Resmi! Komisi III DPR Dirikan Panja untuk Awasi Kasus Penyiraman Air Keras
Berikut kesimpulan Rapat Komisi III DPR RI terkait Kasus Penyiraman Air Keras kepada Pembela HAM Andre Yunus.
Seluruh fraksi di DPR RI sepakat membentuk Panitia Kerja (Panja) untuk mengusut kasus penyiraman air keras terhadap aktivis Andrie Yunus. Keputusan tersebut diambil dalam rapat Komisi III DPR pada Selasa (18/3) sore, sebagai langkah serius parlemen dalam mendorong penanganan kasus secara transparan dan tuntas.
"Saya tawarkan apakah rekan-rekan Komisi III menyetujui pembentukan Panja (Panitia Kerja) Komisi III tentang kasus penyiraman air keras terhadap pembela HAM Andre Yunus? Setuju?" tanya Ketua Komisi III DPR, Habiburokhman dan dijawab setuju. Palu diketuk.
Kesimpulan Rapat
Berikut kesimpulan Rapat Komisi III DPR RI terkait Kasus Penyiraman Air Keras kepada Pembela HAM Andre Yunus, Aktivis Kontras, Masa Persidangan IV Tahun 2025-2026, Rabu 18 Maret 2026.
Komisi III DPR RI mengapresiasi kinerja Polri dan seluruh pihak terkait yang telah mengungkap peristiwa dan identitas para pelaku kasus penyiraman air keras terhadap saudara Andre Yunus.
Komisi III DPR RI mendorong Polri dan pihak TNI untuk tetap bersinergi dalam penanganan kasus penyiraman air keras terhadap saudara Andre Yunus dengan mempedomani ketentuan Pasal 170 Undang-Undang Nomor 20 Tahun 2025 tentang KUHP Baru dalam penanganan perkara ini.
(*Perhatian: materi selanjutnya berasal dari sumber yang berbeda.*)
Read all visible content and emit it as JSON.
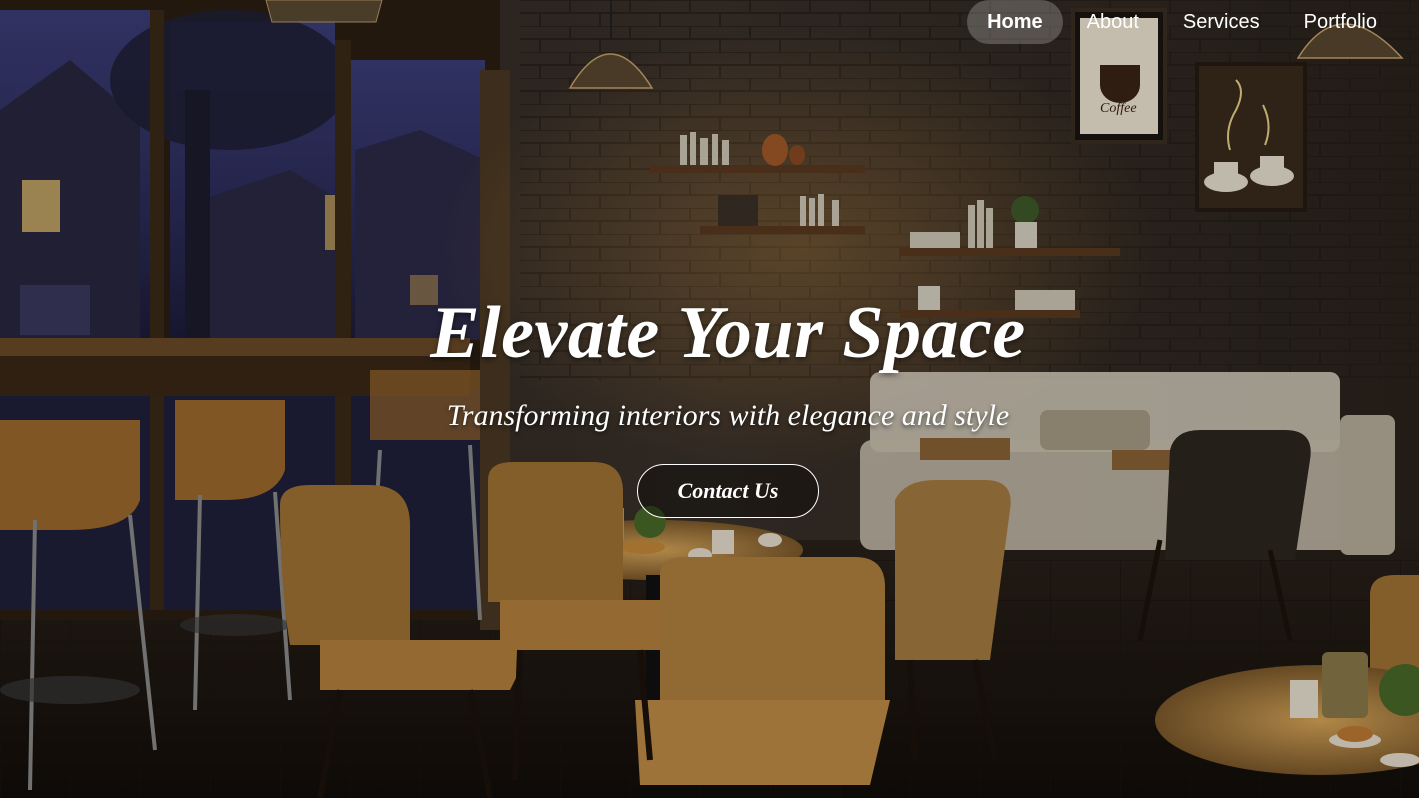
{
  "nav": {
    "items": [
      {
        "label": "Home",
        "active": true
      },
      {
        "label": "About",
        "active": false
      },
      {
        "label": "Services",
        "active": false
      },
      {
        "label": "Portfolio",
        "active": false
      }
    ]
  },
  "hero": {
    "title": "Elevate Your Space",
    "subtitle": "Transforming interiors with elegance and style",
    "cta_label": "Contact Us",
    "background": "dim cafe interior at night with rainy windows, wooden chairs and round tables, wall shelves and coffee posters"
  },
  "colors": {
    "text": "#ffffff",
    "nav_active_bg": "rgba(255,255,255,0.22)",
    "wood_warm": "#a7732e",
    "night_window": "#2c2d5a"
  }
}
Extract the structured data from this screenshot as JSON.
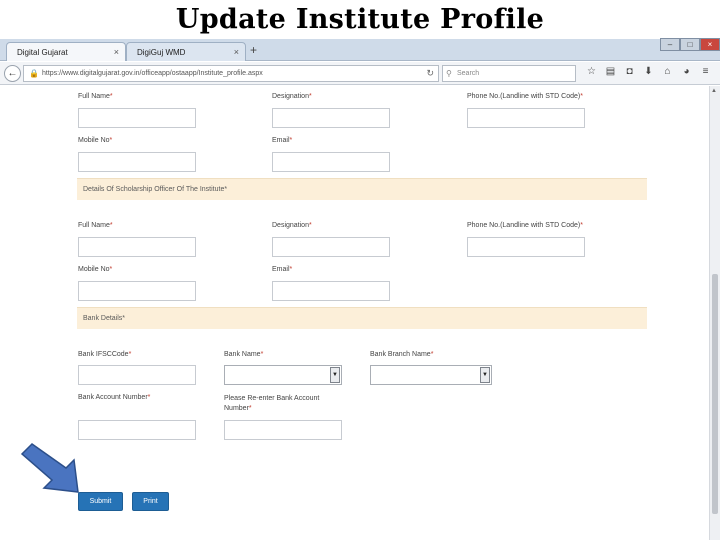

Komisi III DPR RI meminta LPSK untuk segera memfasilitasi perlindungan yang menyeluruh terhadap saudara Andre Yunus, organisasinya, keluarganya, serta pihak lain yang terkait sesuai dengan ketentuan perundang-undangan.
Komisi III DPR RI meminta LPSK bersama seluruh pihak terkait, khususnya Kementerian Kesehatan dan Kementerian Keuangan, untuk memberikan pelayanan yang terbaik bagi pemulihan kesehatan saudara Andre Yunus.
Komisi III DPR RI akan terus mengawal penanganan perkara ini dengan membentuk Panitia Kerja (Panja) Komisi III DPR RI tentang kasus penyiraman air keras terhadap saudara Andre Yunus dan melaksanakan rapat kerja dengan Polri, LPSK, dan kuasa hukum saudara Andre Yunus sebagai bentuk komitmen dalam penegakan terhadap perlindungan hak asasi manusia.
Lebih dari 4 Orang
Sebelumnya, Direktur Reskrimum Polda Metro Jaya Kombes Pol Iman Imanuddin menduga pelaku penyiraman air keras terhadap aktivis KontraS, Andrie Yunus, lebih dari empat orang. Dua eksekutor sudah diidentifikasi, masing-masing berinisial BHC dan MAK.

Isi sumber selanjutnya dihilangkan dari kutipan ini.